И все же некое существо, возникшее в мире по недосмотру или, быть может, напротив, по сокровенному умыслу Воли, – существо, носившее имя Артур Шопенгауэр и обитавшее в одном доме с Иоганной Генриеттой Шопенгауэр, известной в Германии сочинительницей, приняло в мае 1814 года знаменательное решение уехать в Дрезден, чтобы уединиться там для назревающего труда, величие которого уже отчетливо им осознавалось.
Биографы Шопенгауэра, конечно же, не склонны усматривать в этом отъезде из Веймара, положившем начало знаменитому дрезденскому периоду в жизни философа, факт биографии Мировой Воли, как, впрочем, и биографы Мировой Воли, если бы таковые существовали, были бы не склонны усматривать в данном событии факт биографии Шопенгауэра.

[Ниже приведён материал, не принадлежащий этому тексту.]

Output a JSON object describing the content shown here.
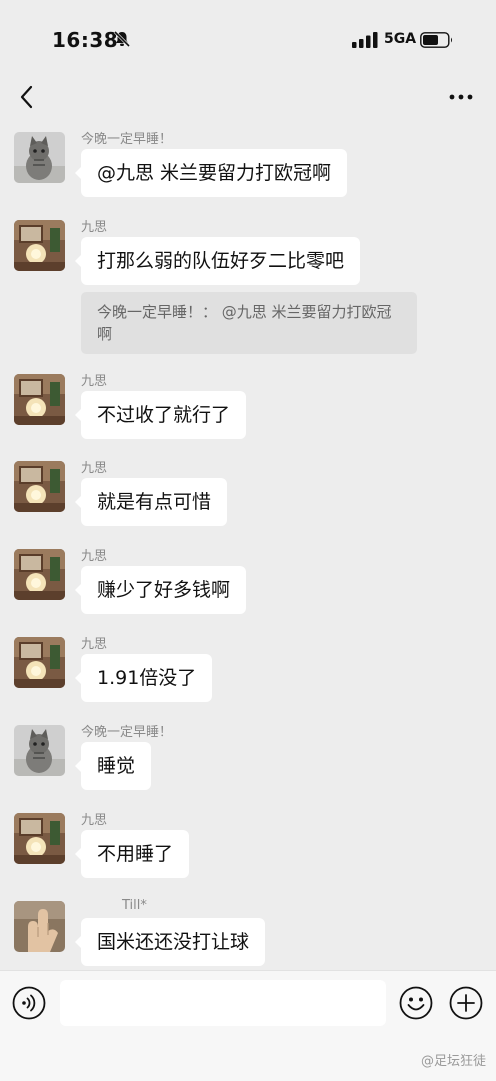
{
  "status_bar": {
    "time": "16:38",
    "network": "5GA",
    "icons": [
      "bell-muted-icon",
      "cellular-signal-icon",
      "battery-icon"
    ]
  },
  "nav": {
    "back_icon": "chevron-left-icon",
    "title": "",
    "more_icon": "more-dots-icon"
  },
  "messages": [
    {
      "sender": "今晚一定早睡！",
      "text": "@九思 米兰要留力打欧冠啊",
      "avatar": "cat"
    },
    {
      "sender": "九思",
      "text": "打那么弱的队伍好歹二比零吧",
      "avatar": "room",
      "quote": "今晚一定早睡！： @九思 米兰要留力打欧冠啊"
    },
    {
      "sender": "九思",
      "text": "不过收了就行了",
      "avatar": "room"
    },
    {
      "sender": "九思",
      "text": "就是有点可惜",
      "avatar": "room"
    },
    {
      "sender": "九思",
      "text": "赚少了好多钱啊",
      "avatar": "room"
    },
    {
      "sender": "九思",
      "text": "1.91倍没了",
      "avatar": "room"
    },
    {
      "sender": "今晚一定早睡！",
      "text": "睡觉",
      "avatar": "cat"
    },
    {
      "sender": "九思",
      "text": "不用睡了",
      "avatar": "room"
    },
    {
      "sender": "Till*",
      "text": "国米还还没打让球",
      "avatar": "hand"
    }
  ],
  "input_bar": {
    "placeholder": "",
    "icons": [
      "voice-icon",
      "emoji-icon",
      "plus-icon"
    ]
  },
  "watermark": "@足坛狂徒"
}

Сам Шопенгауэр как таковой (надо сразу это произнести, чтобы дух трескучей теорийки беспардонного доктора Ломброзо не искал здесь себе союзников) находился в абсолютном и нерушимом здравии рассудка и до, и во время, и после названного периода. Он был лишь крайне обижен накануне своего отбытия из Веймара, крайне зол на писательницу Иоганну Генриетту Шопенгауэр. Собственно говоря, и причиной – видимой, явной причиной – его бегства из веймарского дома была озлобленность, вставшая глухой стеной между ним и «этой госпожой», как он с намеренной отстраненностью, чтобы избежать выражений чересчур уж жестоких и пылких, называл свою мать.

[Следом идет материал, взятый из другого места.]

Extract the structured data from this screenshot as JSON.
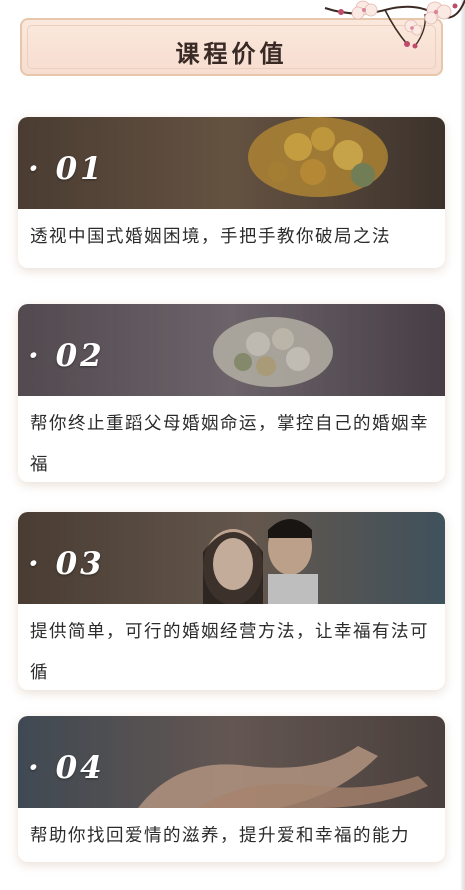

Озлобленность возникла еще осенью 1813 года, когда Артур Шопенгауэр, счастливый и окрыленный, явился из Рудольштадта к матери в Веймар. В Рудольштадте вышло в свет отдельной брошюрой его первое философское сочинение «О четверояком корне закона достаточного основания». Он получил за него докторский диплом от философского факультета в Йене. Двух этих оснований – брошюры и диплома – было достаточно для того, чтобы юный доктор пребывал в состоянии того необыкновенного воодушевления, которое его заставило торжественно преподнести матери (сразу же по приезде в ее дом) свой ученый труд. Мать взяла брошюру, повертела ее вялой рукой, утомленно взглянула на заглавие и так же утомленно поинтересовалась:
– Это, вероятно, пригодно аптекарям?
«Выходка», как называют биографы ответный поступок Шопенгауэра, последовала незамедлительно. Артур быстрым движением вырвал из руки Иоганны дарственный экземпляр «Четвероякого корня» и, побледнев, объявил ей, что даже тогда, когда в затхлых подвалах книгопродавцев истлеют, сгниют никому не нужные сочинения Иоганны Шопенгауэр, когда в кладовке самого скаредного собирателя макулатуры нельзя будет отыскать ни единого листка из ее писаний, когда нигде не останется ни малейшего следа ее жизни, когда не останется даже смутного воспоминания о самом ее имени, мир будет читать Артура Шопенгауэра.
– Ну, конечно! – насмешливо возразила Иоганна. – Твои творения и в ту пору будут еще нетронутыми.
Так началась беспощадная война самолюбий в веймарском Доме Иоганны.
Два господина – Фридрих фон Герстенбергк, чрезвычайно малозначительный немецкий писатель, публиковавшийся под псевдонимом Мюллер, и полунищий юноша Иозеф Ганс – ускорили течение этой войны.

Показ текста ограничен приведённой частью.